Worth noting in release. A change in dependencies is also important, because it influences how things work. Frankly, an update to autonomi 0.4.3
resulted in about 2x download speed increase in our tests. Thanks!
That is how it works, but the node doesnāt always start.
Iām noticing my nodes having to work 2-3x times harder too. Maybe itās folks doing more uploads or just because they are getting more duties due to the routing fixes, but interesting nevertheless!
So there is a discrepancy between what the help page says at antctl add -h
which says it is --metrics-port <METRICS_PORT>
and the error above which suggests tip: a similar argument exists: '--metrics-port'
But I canāt get either to work.
The ordering doesnāt seem to make a difference. But I do seem to remember from ages ago that --count
had to be first. Any ideas before I throw my computer out the window?!
Get rid of enable-metrics
metrics port enables that anyhow and might be conflicting as the enable metrics sets random metric ports
This format seemed to work at least in terms of getting the nodes added:-
antctl add --metrics-port 13001-13100 --enable-metrics-server --node-port 14001-14100 --count 100 --rewards-address <redacted> evm-arbitrum-one
But Iāll try again without --enable-metrics-server
as you suggest, start them with an interval of 2 mins and go to bed!
Thanks for your advice.
I have never enabled metric server, its only there if you do not use metrics-port
Now, with this command:-
antctl add --metrics-port 13001-13100 --count 100 --node-port 14001-14100 --rewards-address <redacted> evm-arbitrum-one
I get:-
Failed to start 1 service(s):
ā antnode1: Command failed with exit code 1: Failed to start antnode1.service: Unit antnode1.service failed to load properly, please adjust/correct and reload service manager: Device or resource busy
See user logs and 'systemctl --user status antnode1.service' for details.
Error:
0: Failed to start one or more services
Location:
ant-node-manager/src/cmd/node.rs:835
Backtrace omitted. Run with RUST_BACKTRACE=1 environment variable to display it.
Run with RUST_BACKTRACE=full to include source snippets.
So it isnāt picking up the node-port.
Nuts to this, Iām going to bed. It will all seem clearer in the morning!
The enhancements for the routing table came at some cost. We observed a CPU usage increase of about 26%, but we deemed it acceptable for what it would buy us. However, Qi was confident the solution was scalable.
I would anticipate the usage going back down again with further enhancements in the future. Some of the devs are taking a really deep dive into libp2pās implementation of Kademlia just now and finding some issues there. We may need to end up having our own fork.
However, the monitoring on our own nodes doesnāt show any huge increase in CPU usage. Weāve not had to scale down our node density per machine.
Thatāll be because in your previous attempts it left the first node in a bad state.
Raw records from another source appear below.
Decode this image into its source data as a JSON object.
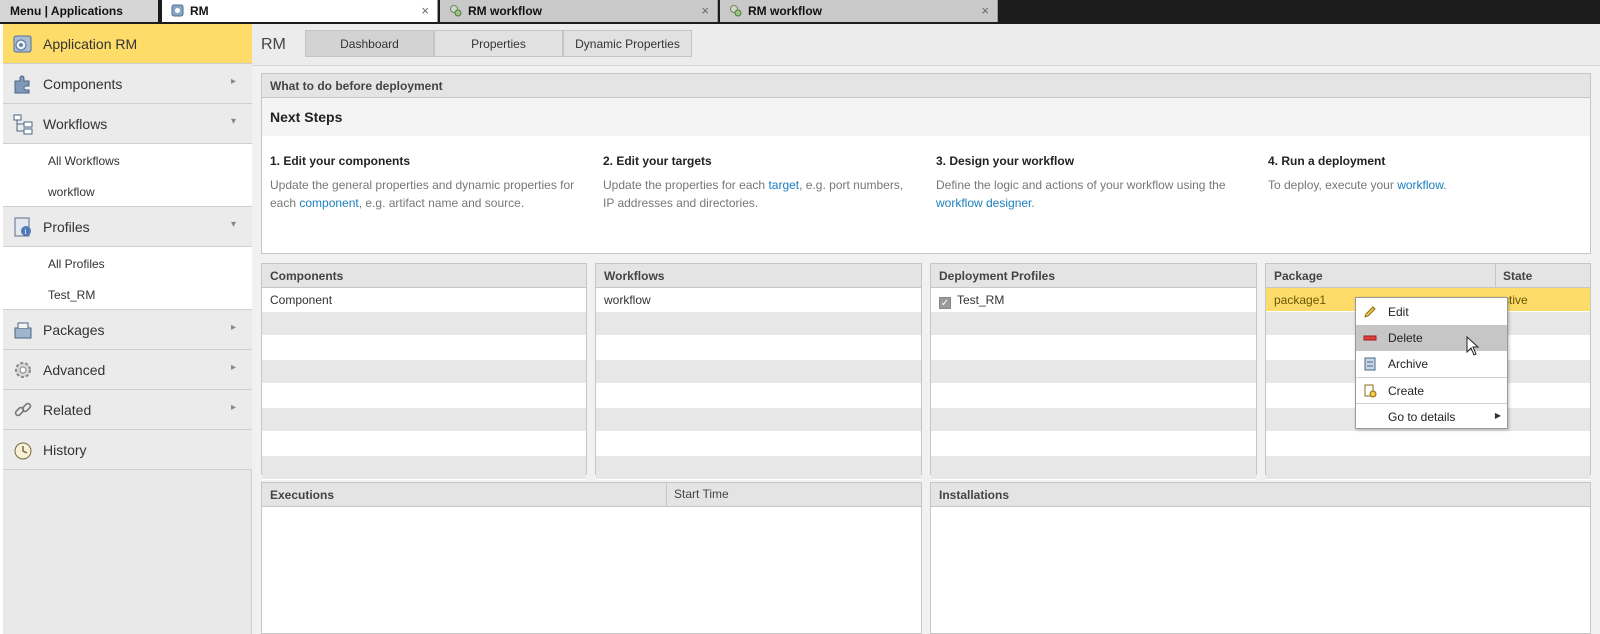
{
  "topbar": {
    "menu_label": "Menu | Applications",
    "tabs": [
      {
        "label": "RM",
        "active": true
      },
      {
        "label": "RM workflow",
        "active": false
      },
      {
        "label": "RM workflow",
        "active": false
      }
    ],
    "close_glyph": "×"
  },
  "sidebar": {
    "items": [
      {
        "label": "Application RM",
        "icon": "application-icon",
        "active": true
      },
      {
        "label": "Components",
        "icon": "puzzle-icon",
        "arrow": "▸"
      },
      {
        "label": "Workflows",
        "icon": "workflow-icon",
        "arrow": "▾",
        "children": [
          "All Workflows",
          "workflow"
        ]
      },
      {
        "label": "Profiles",
        "icon": "profile-icon",
        "arrow": "▾",
        "children": [
          "All Profiles",
          "Test_RM"
        ]
      },
      {
        "label": "Packages",
        "icon": "package-icon",
        "arrow": "▸"
      },
      {
        "label": "Advanced",
        "icon": "gear-icon",
        "arrow": "▸"
      },
      {
        "label": "Related",
        "icon": "link-icon",
        "arrow": "▸"
      },
      {
        "label": "History",
        "icon": "clock-icon"
      }
    ]
  },
  "header": {
    "app_name": "RM",
    "tabs": [
      "Dashboard",
      "Properties",
      "Dynamic Properties"
    ],
    "active_tab": "Dashboard"
  },
  "info": {
    "heading": "What to do before deployment",
    "subheading": "Next Steps",
    "steps": [
      {
        "title": "1. Edit your components",
        "pre": "Update the general properties and dynamic properties for each ",
        "link": "component",
        "post": ", e.g. artifact name and source."
      },
      {
        "title": "2. Edit your targets",
        "pre": "Update the properties for each ",
        "link": "target",
        "post": ", e.g. port numbers, IP addresses and directories."
      },
      {
        "title": "3. Design your workflow",
        "pre": "Define the logic and actions of your workflow using the ",
        "link": "workflow designer",
        "post": "."
      },
      {
        "title": "4. Run a deployment",
        "pre": "To deploy, execute your ",
        "link": "workflow",
        "post": "."
      }
    ]
  },
  "panels": {
    "components": {
      "header": "Components",
      "rows": [
        "Component"
      ]
    },
    "workflows": {
      "header": "Workflows",
      "rows": [
        "workflow"
      ]
    },
    "profiles": {
      "header": "Deployment Profiles",
      "rows": [
        "Test_RM"
      ],
      "checked": "✓"
    },
    "packages": {
      "header": "Package",
      "state_header": "State",
      "rows": [
        {
          "name": "package1",
          "state": "ctive"
        }
      ]
    },
    "executions": {
      "header": "Executions",
      "start_time_header": "Start Time"
    },
    "installations": {
      "header": "Installations"
    }
  },
  "context_menu": {
    "items": [
      {
        "label": "Edit",
        "icon": "pencil-icon"
      },
      {
        "label": "Delete",
        "icon": "delete-icon",
        "hover": true
      },
      {
        "label": "Archive",
        "icon": "archive-icon"
      },
      {
        "label": "Create",
        "icon": "create-icon"
      },
      {
        "label": "Go to details",
        "arrow": "▶"
      }
    ]
  },
  "colors": {
    "accent": "#fddc6a",
    "link": "#1a7fbf",
    "delete": "#e04040"
  }
}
A reset and reboot is needed before adding nodes again
Maybe a reboot is all that is needed to fix the bad state of the service for node 1
Apparently that isnāt it though. I removed the antnodes, rebooted and started antnode1 by itself. It didnāt start and there is an empty log file but this file is in the log dir:-
~/.local/share/autonomi/node/antnode1/logs/critical_failure.log
With this contents:-
[2025-04-03 05:42:51.954578227 UTC] Node terminated due to: "UPnP gateway not found. Enable UPnP on your router to allow incoming connections or manually port forward."